Il fascicolo tra carta e digitale
L’archivio cartaceo nell’immaginario comune è un luogo polveroso, disordinato, dove non si trova mai nulla. Nella maggior parte dei casi, sfortunatamente, è così. Spesso il povero impiegato preferirebbe di gran lunga fare straordinario che andare a recuperare un documento nel labirinto dell’archivio. In realtà, per l’archivista, l’archivio deve essere l’esatto contrario: pulito innanzitutto, ordinato, efficace per il reperimento dei documenti. Questo, nel mare della carta, è possibile solo aggregando i documenti in maniera logica, grazie al fascicolo.


Il fascicolo nasce come un’aggregazione naturale e ordinata di documenti, che vengono uniti perché parlano dello stesso affare, perché sono collegati da un filo invisibile che è il vincolo archivistico. Nella sua forma più semplice questa aggregazione riceve un titolo, proprio dell’affare, e viene posta nella tipica cartellina con l’identificativo. Nel suo ciclo vitale il fascicolo viene creato nell’archivio corrente dell’ufficio, fatto sedimentare nel deposito dello scaffale, fino ad essere affidato permanentemente (o quasi) al labirinto dell’archivio storico. Se grazie ai nostri inventari possiamo ritrovare tutto, perché l’archivio diventa un labirinto? Perché è facile che si crei disordine. La carta è mobile, e spesso, quando si va a cercare un documento nello “storico” viene mossa e non ricollocata dove stava in principio, con il risultato che viene persa per sempre. Altro motivo di disordine è non dare il titolo giusto. Se il titolo del fascicolo già dalla sua creazione non “parla”, se non mi dice cosa posso trovare in esso, virtualmente tutto il suo contenuto è perso.
Questi i difetti della carta; e il digitale? Il fascicolo informatico conserva lo stesso principio di formazione del fascicolo cartaceo. È anch’esso un’aggregazione naturale e ordinata di documenti, che vengono creati però digitalmente, e sempre digitalmente aggregati. L’idea del fascicolo è che corrisponda alla cartella cartacea. Sempre in maniera molto semplice, quando creiamo una cartella sul nostro computer idealmente mettiamo insieme i documenti dello stesso affare. Se la cartella non ha un nome appropriato, o se non la mettiamo nel posto giusto, ricreiamo gli stessi problemi del cartaceo. Con la differenza che una cartella elettronica può contenere molti più documenti — e disordine — di una cartella cartacea…
Dunque l’informatizzazione del fascicolo rappresenta un passo indietro? No, certamente. Al contrario il fascicolo informatico ha numerose potenzialità aggiuntive rispetto alla sua versione di carta, che possiamo sfruttare per fare ancora più ordine, e per trovare molto più agilmente i nostri documenti rispetto al povero impiegato disorientato nel labirinto polveroso.
Innanzitutto l’aggregazione.
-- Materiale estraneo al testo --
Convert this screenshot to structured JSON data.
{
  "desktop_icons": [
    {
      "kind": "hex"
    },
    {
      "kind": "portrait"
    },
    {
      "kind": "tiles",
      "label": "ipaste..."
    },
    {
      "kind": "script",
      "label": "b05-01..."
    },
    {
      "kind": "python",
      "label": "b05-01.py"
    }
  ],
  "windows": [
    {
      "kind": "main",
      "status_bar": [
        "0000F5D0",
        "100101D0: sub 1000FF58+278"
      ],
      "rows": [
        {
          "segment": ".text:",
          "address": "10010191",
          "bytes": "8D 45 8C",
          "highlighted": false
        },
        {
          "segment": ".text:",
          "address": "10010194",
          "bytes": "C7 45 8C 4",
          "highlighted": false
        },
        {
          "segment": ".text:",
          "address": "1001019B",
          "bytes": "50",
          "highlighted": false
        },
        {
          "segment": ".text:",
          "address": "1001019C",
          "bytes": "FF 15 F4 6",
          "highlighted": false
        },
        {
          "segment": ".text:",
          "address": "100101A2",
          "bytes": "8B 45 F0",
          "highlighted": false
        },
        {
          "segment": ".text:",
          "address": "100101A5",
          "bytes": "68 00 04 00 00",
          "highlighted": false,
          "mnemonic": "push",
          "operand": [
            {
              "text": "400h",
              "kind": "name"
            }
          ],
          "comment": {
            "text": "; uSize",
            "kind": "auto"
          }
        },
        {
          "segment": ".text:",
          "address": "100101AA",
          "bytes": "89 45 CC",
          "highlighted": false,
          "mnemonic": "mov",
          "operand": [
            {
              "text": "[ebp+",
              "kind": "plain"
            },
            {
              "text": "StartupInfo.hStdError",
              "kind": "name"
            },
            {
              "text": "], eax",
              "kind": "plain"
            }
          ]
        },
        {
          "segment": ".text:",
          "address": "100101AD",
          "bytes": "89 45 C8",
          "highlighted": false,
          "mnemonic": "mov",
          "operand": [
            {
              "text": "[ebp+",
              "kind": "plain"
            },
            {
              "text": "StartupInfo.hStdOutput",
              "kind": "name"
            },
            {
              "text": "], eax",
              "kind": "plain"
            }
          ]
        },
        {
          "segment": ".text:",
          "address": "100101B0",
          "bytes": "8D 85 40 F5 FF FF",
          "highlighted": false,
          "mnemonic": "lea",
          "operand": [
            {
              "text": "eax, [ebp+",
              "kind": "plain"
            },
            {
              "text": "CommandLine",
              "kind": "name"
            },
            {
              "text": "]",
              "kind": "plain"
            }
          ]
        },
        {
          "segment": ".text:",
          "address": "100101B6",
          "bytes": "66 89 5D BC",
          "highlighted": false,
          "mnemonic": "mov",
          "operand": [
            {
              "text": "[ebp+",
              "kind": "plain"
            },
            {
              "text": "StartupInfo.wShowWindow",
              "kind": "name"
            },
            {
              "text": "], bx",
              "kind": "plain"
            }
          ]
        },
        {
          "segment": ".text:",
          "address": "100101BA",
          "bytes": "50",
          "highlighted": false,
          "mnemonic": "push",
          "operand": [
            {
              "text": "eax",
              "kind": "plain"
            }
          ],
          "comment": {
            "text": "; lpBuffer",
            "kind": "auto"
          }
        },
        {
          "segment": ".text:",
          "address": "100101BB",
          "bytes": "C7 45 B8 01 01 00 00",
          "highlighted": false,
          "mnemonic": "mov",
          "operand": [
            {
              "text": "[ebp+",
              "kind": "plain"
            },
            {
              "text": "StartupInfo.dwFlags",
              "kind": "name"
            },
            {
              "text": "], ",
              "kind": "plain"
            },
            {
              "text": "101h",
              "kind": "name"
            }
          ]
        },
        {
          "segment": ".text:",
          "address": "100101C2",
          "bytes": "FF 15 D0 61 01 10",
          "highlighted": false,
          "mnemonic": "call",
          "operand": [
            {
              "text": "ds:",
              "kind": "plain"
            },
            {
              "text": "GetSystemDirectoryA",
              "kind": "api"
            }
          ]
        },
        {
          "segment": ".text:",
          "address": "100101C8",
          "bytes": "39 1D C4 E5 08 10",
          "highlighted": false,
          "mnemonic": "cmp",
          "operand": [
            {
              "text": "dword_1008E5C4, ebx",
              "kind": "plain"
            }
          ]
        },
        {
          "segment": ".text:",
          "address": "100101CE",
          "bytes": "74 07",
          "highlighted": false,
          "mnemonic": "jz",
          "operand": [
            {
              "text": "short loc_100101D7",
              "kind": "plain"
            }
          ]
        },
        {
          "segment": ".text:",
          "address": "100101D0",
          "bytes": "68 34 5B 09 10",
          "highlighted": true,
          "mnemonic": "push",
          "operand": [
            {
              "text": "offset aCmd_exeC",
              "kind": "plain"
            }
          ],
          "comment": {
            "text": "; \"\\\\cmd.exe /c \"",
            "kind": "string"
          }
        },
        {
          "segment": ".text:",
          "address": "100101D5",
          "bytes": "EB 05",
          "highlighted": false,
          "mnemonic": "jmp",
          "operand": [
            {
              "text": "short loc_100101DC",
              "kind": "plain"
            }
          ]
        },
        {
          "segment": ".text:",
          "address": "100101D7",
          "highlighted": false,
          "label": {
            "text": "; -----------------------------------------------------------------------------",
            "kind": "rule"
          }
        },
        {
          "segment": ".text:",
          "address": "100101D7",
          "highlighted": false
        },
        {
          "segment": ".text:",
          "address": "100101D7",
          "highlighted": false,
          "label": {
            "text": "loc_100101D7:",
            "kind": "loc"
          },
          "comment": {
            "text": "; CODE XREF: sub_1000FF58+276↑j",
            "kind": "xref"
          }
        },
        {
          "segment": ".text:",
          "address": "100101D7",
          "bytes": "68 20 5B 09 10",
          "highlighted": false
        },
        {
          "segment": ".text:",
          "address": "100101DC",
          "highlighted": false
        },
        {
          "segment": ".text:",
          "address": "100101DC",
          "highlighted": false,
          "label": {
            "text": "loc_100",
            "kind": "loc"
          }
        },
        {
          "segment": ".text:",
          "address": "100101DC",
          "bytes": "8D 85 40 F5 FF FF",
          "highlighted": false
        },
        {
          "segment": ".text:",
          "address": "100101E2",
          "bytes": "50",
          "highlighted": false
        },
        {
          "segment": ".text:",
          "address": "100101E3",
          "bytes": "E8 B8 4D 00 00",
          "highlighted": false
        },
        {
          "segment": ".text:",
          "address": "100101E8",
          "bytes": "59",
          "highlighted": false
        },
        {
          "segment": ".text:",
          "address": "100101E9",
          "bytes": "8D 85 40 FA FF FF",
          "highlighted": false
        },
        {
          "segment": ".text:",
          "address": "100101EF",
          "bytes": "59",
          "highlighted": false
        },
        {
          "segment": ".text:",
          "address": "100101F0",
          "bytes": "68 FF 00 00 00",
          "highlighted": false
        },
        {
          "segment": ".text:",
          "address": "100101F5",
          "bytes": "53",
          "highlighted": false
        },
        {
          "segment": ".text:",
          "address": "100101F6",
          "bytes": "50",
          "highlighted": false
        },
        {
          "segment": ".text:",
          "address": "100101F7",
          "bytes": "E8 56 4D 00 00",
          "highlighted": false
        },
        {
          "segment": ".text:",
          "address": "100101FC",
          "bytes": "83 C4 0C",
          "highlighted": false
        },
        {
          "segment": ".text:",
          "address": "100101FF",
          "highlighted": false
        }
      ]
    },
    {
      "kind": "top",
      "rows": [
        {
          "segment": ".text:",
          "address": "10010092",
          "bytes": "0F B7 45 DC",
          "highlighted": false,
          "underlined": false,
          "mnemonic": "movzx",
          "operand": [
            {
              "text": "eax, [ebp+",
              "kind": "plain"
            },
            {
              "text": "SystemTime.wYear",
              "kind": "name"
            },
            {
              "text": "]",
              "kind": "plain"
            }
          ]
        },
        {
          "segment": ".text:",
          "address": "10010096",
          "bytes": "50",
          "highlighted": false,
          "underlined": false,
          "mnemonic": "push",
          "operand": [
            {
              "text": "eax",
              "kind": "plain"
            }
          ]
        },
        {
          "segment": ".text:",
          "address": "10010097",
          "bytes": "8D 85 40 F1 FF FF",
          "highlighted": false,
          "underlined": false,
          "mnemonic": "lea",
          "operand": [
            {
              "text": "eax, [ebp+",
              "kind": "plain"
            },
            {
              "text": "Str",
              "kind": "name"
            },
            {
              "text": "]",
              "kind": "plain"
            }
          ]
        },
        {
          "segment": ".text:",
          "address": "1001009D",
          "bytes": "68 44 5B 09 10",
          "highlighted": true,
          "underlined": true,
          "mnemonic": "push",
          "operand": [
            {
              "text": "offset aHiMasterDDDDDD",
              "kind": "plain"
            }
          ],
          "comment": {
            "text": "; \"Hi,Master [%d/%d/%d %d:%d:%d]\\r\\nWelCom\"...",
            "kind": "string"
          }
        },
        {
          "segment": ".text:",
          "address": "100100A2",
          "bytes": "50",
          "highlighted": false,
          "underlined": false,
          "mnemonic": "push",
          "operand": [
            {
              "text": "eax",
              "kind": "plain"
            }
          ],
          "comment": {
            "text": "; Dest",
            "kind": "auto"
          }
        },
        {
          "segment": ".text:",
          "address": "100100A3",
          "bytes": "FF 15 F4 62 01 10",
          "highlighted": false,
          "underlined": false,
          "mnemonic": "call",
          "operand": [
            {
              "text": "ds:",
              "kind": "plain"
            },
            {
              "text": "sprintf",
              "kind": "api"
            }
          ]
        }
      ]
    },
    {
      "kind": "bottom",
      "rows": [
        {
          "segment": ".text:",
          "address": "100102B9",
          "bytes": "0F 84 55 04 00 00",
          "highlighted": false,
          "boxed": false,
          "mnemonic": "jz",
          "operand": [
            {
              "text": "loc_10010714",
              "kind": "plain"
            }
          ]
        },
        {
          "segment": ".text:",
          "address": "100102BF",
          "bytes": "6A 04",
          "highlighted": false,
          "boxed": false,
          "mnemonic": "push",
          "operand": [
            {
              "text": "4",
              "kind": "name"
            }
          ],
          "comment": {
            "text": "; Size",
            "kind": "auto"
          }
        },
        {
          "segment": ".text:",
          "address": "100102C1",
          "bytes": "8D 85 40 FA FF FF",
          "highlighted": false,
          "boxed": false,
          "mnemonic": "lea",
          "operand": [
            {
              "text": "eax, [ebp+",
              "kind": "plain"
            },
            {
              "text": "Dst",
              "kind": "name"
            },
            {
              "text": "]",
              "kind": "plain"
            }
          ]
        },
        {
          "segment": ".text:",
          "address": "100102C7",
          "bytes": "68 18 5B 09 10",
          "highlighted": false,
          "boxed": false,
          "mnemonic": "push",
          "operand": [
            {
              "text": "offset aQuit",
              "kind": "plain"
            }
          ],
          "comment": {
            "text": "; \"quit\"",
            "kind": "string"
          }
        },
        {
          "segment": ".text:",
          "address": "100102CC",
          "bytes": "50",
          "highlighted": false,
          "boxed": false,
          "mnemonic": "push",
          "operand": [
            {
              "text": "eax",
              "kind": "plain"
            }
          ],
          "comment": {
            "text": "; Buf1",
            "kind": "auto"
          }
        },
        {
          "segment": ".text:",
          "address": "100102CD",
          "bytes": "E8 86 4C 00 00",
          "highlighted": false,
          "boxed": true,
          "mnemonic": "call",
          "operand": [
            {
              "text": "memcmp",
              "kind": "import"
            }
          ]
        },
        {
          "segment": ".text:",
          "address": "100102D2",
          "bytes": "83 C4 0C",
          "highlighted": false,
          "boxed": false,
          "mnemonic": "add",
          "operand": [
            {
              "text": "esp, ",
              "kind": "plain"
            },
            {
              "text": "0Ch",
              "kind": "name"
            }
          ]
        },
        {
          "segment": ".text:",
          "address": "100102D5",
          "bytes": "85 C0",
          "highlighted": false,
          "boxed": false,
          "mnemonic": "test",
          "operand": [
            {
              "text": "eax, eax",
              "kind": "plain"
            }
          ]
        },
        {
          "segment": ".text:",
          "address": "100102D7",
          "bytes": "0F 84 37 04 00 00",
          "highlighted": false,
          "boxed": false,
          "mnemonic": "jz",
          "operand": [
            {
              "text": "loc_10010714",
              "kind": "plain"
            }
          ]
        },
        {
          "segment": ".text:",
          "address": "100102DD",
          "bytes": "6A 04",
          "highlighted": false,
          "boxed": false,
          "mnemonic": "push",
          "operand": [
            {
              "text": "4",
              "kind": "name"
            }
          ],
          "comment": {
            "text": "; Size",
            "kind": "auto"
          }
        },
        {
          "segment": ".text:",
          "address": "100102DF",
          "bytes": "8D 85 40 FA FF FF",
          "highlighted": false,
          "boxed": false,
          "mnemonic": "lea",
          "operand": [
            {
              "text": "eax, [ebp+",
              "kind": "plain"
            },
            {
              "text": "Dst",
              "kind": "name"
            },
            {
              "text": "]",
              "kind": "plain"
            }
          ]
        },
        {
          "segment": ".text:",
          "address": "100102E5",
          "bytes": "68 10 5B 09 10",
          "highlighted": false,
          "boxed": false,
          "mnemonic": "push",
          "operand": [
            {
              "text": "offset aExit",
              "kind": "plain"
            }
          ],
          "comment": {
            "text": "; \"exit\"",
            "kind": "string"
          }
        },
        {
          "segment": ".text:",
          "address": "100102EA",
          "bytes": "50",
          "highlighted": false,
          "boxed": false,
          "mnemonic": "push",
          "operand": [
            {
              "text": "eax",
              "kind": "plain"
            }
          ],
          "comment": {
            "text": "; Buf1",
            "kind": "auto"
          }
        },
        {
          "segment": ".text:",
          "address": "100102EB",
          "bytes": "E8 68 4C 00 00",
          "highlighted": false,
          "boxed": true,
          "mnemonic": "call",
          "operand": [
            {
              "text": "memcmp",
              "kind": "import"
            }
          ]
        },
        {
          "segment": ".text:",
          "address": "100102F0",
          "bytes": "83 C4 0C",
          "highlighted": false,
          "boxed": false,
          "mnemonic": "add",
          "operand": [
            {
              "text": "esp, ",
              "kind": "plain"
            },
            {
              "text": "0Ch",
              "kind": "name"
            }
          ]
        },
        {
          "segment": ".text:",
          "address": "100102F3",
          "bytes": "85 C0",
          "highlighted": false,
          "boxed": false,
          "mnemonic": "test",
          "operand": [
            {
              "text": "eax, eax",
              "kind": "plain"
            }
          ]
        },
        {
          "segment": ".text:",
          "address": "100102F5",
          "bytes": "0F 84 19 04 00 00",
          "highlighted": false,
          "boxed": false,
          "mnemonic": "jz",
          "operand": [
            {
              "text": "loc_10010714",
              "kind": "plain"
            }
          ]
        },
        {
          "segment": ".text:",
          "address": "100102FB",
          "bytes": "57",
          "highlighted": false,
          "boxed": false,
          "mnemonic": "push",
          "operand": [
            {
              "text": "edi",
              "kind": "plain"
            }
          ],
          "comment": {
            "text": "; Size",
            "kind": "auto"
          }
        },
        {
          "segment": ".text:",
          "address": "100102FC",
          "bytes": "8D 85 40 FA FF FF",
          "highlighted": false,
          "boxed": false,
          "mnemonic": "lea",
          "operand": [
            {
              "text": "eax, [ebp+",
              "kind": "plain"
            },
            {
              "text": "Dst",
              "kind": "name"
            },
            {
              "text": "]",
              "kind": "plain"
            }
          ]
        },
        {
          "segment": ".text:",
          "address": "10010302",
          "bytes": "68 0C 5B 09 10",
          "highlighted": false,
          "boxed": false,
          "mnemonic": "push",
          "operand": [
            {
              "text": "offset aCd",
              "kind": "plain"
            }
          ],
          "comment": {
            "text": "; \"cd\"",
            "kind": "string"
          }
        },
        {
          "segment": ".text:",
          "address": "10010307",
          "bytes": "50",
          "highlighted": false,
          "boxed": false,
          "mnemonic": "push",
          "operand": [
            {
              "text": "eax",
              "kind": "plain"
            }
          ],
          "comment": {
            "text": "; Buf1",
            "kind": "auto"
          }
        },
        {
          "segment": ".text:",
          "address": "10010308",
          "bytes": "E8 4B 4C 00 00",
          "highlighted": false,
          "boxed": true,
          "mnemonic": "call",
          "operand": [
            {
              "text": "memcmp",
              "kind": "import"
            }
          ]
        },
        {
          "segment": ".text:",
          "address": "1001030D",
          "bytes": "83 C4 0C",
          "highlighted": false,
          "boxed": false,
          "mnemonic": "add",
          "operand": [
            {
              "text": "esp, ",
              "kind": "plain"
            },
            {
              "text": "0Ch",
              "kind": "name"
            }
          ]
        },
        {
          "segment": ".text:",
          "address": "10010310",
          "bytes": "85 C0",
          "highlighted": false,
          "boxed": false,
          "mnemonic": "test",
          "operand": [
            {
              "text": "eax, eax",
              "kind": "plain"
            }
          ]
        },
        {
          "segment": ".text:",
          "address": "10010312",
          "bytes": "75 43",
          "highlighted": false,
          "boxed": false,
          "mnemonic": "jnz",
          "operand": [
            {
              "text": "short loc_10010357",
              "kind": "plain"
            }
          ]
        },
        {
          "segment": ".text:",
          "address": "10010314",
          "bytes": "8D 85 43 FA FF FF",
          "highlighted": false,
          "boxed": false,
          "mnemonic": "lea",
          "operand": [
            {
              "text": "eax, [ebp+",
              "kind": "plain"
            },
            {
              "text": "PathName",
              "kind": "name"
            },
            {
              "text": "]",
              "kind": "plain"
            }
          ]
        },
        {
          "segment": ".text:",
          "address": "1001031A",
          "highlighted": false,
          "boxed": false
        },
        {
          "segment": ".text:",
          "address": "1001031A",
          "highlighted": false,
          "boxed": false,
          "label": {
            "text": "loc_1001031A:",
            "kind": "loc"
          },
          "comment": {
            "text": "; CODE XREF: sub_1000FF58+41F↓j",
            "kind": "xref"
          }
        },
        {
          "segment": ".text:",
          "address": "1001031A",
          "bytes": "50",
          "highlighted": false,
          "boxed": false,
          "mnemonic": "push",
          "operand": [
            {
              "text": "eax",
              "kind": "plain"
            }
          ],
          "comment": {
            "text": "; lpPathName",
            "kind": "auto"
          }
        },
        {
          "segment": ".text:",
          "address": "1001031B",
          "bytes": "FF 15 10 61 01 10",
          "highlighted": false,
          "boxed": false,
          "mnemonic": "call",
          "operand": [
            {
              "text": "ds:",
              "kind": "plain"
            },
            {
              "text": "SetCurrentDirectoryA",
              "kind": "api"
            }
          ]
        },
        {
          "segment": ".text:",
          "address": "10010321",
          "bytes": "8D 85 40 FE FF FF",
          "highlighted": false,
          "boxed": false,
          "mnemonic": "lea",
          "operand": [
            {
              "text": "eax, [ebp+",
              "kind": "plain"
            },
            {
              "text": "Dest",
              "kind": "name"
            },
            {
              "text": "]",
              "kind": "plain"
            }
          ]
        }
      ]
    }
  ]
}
I documenti possono essere aggregati fisicamente mettendoli nella stessa cartella. I documenti informatici altrettanto, e non solo. I metadati gestionali propri dei documenti informatici e dei fascicoli informatici consentono di legare gli stessi con un vincolo ancora più forte rispetto alla carta, in modo che sia sempre più difficile perdere, o mettere fuori posto, un pezzetto del nostro archivio digitale.
Anche l’ordine è garantito. I piani di fascicolazione si applicano all’elettronica esattamente come al cartaceo. E l’istituzione o il privato può continuare a gestire in tranquillità nel nuovo gestionale informatico quello che a cui ha già dato un ordine ideale nel cartaceo.
L’eliminazione delle copie. Spesso nei fascicoli cartacei sono presenti un mucchio di fotocopie di documenti che appartengono a più procedimenti. Questo inevitabile spreco di carta non diventa necessariamente altrettanto spreco di bit nel digitale, grazie a collegamenti che si possono creare sempre con metadati gestionali. Un documento che appartenga a più fascicoli informatici può essere visualizzato in più cartelle, ma esistere in copia unica e originale.
La ricerca. Per cercare un documento cartaceo non posso digitare il titolo sul mio computer e sperare arrivi dal deposito. Invece posso farlo con i documenti informatici. Non solo, tramite i metadati posso chiedere di darmi tutti i documenti di un certo autore, di una certa data, di un certo luogo. Meglio di così non potrebbe andare, per il nostro amico impiegato, che ora per trovare un documento impiegherà pochi secondi, e molta meno fatica.